Ursicinus (Roman general)

Ursicinus was a senior military officer, holding the rank of "master of cavalry" (magister equitum) in the later Roman Empire c. 349–359.[1]

In AD 351 or 352 he was entrusted with the suppression of the Jewish revolt against Caesar Constantius Gallus.[2] Tiberias and Diospolis, two of the cities conquered by the rebels, were almost completely destroyed, while Diocaesarea was razed to the ground.[3] Ursicinus also was ordered to kill several thousand rebels, even young ones.[4]

In 353, historian Ammianus Marcellinus was attached to the command of Ursicinus at his headquarters in Nisibis,[5] where he remained until recalled in 354 by Gallus to take part in an investigation of treason in Antioch.[6]

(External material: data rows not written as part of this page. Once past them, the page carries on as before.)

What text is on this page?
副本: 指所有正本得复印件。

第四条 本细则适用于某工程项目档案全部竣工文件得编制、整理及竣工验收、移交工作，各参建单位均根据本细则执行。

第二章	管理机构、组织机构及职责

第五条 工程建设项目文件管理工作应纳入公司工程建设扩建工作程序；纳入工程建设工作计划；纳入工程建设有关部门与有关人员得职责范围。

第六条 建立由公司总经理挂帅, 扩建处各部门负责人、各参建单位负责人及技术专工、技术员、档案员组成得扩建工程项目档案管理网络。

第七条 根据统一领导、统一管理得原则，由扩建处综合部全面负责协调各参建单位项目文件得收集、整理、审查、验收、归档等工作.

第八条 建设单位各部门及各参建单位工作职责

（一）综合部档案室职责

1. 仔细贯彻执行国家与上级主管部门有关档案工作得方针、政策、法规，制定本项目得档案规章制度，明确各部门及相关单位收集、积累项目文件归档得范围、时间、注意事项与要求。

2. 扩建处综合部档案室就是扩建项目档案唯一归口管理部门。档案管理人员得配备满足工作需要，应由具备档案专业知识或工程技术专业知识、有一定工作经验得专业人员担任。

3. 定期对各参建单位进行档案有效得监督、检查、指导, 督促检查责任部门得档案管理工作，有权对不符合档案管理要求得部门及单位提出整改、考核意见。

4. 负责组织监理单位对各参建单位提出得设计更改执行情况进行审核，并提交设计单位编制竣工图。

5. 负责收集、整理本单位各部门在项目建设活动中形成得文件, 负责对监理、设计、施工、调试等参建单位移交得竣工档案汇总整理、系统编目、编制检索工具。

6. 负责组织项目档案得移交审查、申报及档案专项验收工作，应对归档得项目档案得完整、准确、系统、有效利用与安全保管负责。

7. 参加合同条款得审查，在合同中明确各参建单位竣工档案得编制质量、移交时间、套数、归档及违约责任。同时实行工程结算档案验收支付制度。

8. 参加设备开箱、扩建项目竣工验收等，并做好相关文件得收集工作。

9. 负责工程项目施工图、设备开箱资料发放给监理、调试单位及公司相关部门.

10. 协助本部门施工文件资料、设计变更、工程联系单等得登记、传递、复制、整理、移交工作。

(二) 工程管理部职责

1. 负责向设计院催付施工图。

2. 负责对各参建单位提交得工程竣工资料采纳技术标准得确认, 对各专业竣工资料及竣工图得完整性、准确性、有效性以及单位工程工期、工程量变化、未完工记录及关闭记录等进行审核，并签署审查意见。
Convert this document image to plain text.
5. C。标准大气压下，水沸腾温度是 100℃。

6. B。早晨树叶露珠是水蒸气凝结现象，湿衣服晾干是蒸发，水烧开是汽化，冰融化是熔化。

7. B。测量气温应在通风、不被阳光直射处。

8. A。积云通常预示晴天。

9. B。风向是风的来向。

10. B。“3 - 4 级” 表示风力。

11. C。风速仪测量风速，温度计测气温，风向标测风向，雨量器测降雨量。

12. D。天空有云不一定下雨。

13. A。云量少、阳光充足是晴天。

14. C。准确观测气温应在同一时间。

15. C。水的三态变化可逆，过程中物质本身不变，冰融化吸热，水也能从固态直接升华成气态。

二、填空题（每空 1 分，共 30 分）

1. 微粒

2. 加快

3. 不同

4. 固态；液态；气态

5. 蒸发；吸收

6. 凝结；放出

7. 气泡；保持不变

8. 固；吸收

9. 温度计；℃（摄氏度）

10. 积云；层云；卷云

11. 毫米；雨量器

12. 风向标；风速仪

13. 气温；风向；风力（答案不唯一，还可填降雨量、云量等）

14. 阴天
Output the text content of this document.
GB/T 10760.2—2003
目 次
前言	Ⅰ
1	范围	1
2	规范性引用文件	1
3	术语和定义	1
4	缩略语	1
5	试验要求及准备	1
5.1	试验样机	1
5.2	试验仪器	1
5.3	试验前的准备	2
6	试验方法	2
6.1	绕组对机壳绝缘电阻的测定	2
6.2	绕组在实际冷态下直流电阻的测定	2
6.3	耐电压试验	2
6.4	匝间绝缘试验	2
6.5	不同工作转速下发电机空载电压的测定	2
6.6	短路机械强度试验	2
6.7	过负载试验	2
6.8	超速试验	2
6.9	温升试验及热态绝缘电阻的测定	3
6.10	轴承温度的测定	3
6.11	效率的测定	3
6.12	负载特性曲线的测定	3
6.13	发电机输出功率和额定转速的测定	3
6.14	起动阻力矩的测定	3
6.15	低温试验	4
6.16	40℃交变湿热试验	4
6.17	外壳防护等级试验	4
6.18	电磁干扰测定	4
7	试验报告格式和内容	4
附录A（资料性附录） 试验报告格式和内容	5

When, in 355, Claudius Silvanus revolted against Emperor Constantius II in Gaul, Ursicinus was sent to him with a letter of recall by Constantius. However, Ursicinus had Silvanus killed and assumed his command.

Ursicinus was dismissed after the destruction of Amida (modern Diyarbakır, Turkey) in AD 359 by the Persians,[7] for which he was officially blamed.[8]

The Roman historian Ammianus Marcellinus revered Ursicinus, and his account is greatly biased in his favour.


Apparently, Ursicinus was married at some point, as he had a son named Potentius. While serving as a tribune (regimental commander), he was killed at the Battle of Adrianople in 378.[9]


  1. Wallace-Hadrill, A., Ammianus Marcellinus. The Later Roman Empire (AD 354-378), Harmondsworth, 1986, p. 486.
  2. Thomas M. Banchich, "Gallus Caesar (15 March 351 - 354 A.D.)", De Imperatoribus Romanis, 1997.
  3. Bernard Lazare and Robert Wistrich, Antisemitism: Its History and Causes, University of Nebraska Press, 1995, ISBN 0-8032-7954-X, p. 47.
  4. Jerome, Chronica, 15-21; Theophanes, AM 5843.
  5. Ammianus Marcellinus, Res Gestae, 14.9.1,2; Thompson, E.A., The Historical Work of Ammianus Marcellinus Groningen, 1969, p. 3.
  6. Matthews, J., The Roman Empire of Ammianus, London, 1989, p. 34.
  7. Trombley, F., "Ammianus Marcellinus and fourth-century warfare: a protector's approach to historical narrative", in J.W. Drijvers and D. Hunt, eds. The Late Roman World and its Historian, London, 1999 p. 20
  8. Ammianus Marcellinus, Res Gestae 20.2.2-5; Barnes, T. D., Ammianus Marcellinus and the Representation of Historical Reality, Ithaca and London, 1998, p. 63.